At the turn of the 20th century, there was effectively  only two political parties capable to forming a government, The Conservative and Liberal parties then known as the Whigs and Liberals. With the formation of the Labour Party, voters who traditionally vote Liberal moved their voting allegiances in droves to the new Labour Party effectively leaving the Liberals in the national government wilderness ever since. Due to the electorates intense dislike of the Labour Party, recent election results left the Liberals in the position of King Maker who threw their hat into the ring with the Conservatives. After only a few short months in shared government, the firmest of election pledges was broken for which I suspect they will pay a high price at the next election. Excuses for broken promises may be fine for politicians but not the electorate. Most politicians weasel their way out of political promises with feckless excuses. European, Union and Referendum are words that spring to minds in recent times. But to break such a firm pledge is such a short time means that any other undertaking that may be given will be viewed with immediate distrusting scepticism by the voting public. It’s like making a rod for your back for life.

I am not certainly not knocking any particular political party as personally I do not think any of them are fit for purpose at the moment. It will probably take a few more politicians to fall on their swords before one credible party rises like the Phoenix from the flames.

As for the visiting politicians, they left as rapidly as they came following their whirlwind visits, leaving the people that really run the country to get on with their lives.

 

 


24th February 2011

 The connection between Somerset and the Middle East may seem somewhat remote but the recent troubles sweeping through that region arouse not too distant memories. In 2006 similar troubles arose in Lebanon which involved the rapid evacuation of British nationals from that country. The response of the Government of the day was swift. Naval ships including aircraft carriers, (we still had both in service at that time), moved into that area of the Mediterranean Sea. I also recall watching from my garden, a flight of Sea King helicopters from the Royal Naval airbase at Yeovilton which adjoins my property, leave in formation on a 24 hours flight to Cyprus. At that time the Sea King helicopters were about 25 years old but have proved to be an immensely reliable workhorse. The flight involved a number of refueling stops in various Nato countries but despite the long distance, the Sea Kings managed the flight with ease. The following day the helicopters were involved in ferrying stranded British nationals from the troubled shores of Lebanon.

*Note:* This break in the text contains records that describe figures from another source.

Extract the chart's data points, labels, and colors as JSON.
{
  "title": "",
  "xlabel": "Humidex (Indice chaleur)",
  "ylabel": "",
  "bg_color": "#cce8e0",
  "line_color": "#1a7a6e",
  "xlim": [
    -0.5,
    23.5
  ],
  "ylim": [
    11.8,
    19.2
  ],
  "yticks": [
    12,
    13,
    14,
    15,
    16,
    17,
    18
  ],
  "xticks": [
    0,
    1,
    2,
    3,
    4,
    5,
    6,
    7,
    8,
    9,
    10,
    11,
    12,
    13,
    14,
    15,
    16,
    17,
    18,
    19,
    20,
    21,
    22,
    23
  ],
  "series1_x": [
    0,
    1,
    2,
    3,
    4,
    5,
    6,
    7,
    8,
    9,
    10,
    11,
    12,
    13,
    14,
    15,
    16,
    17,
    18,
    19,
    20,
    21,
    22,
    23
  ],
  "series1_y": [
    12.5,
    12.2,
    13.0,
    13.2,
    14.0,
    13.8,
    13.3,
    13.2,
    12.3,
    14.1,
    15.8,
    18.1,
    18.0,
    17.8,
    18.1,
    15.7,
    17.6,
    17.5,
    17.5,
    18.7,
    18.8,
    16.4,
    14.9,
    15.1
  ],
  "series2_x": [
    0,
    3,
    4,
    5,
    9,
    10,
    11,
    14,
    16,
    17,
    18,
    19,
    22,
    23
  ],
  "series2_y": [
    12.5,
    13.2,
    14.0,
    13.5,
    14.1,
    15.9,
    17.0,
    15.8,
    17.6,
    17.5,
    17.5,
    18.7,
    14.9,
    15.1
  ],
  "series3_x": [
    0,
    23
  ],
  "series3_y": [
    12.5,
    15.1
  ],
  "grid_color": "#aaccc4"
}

Now only five short years on and again we have need to evacuate British nationals but this time from Libya currently being torn apart by internal strife. What is the Government response this time? It is a very weak, swift on words but short of action response as one might expect from a government constantly trying to appease its coalition partner. Other European governments took immediate steps to evacuate their nationals while our government was still trying to charter aircraft. Five years ago troubles abroad were foreseen and an aircraft carrier was moved into the area in advance to assist in evacuation. Now we have reduced aircraft carriers with no aircraft and a reduced naval fleet. We still do have large transporter aircraft which could be used in an emergency although the government is closing some of their bases. However, being stranded at Tripoli Airport as upheaval and bullets tear the city apart does not appear to be deemed a sufficient enough emergency to use the transporter aircraft.

I do hope this Government never have to deal with a real national crisis, but I do foresee if the Alternative Voting system (AV) is accepted in a forthcoming referendum, we can constantly expect similar indecisive action from a string of coalition governments that will be inevitably be elected as a result.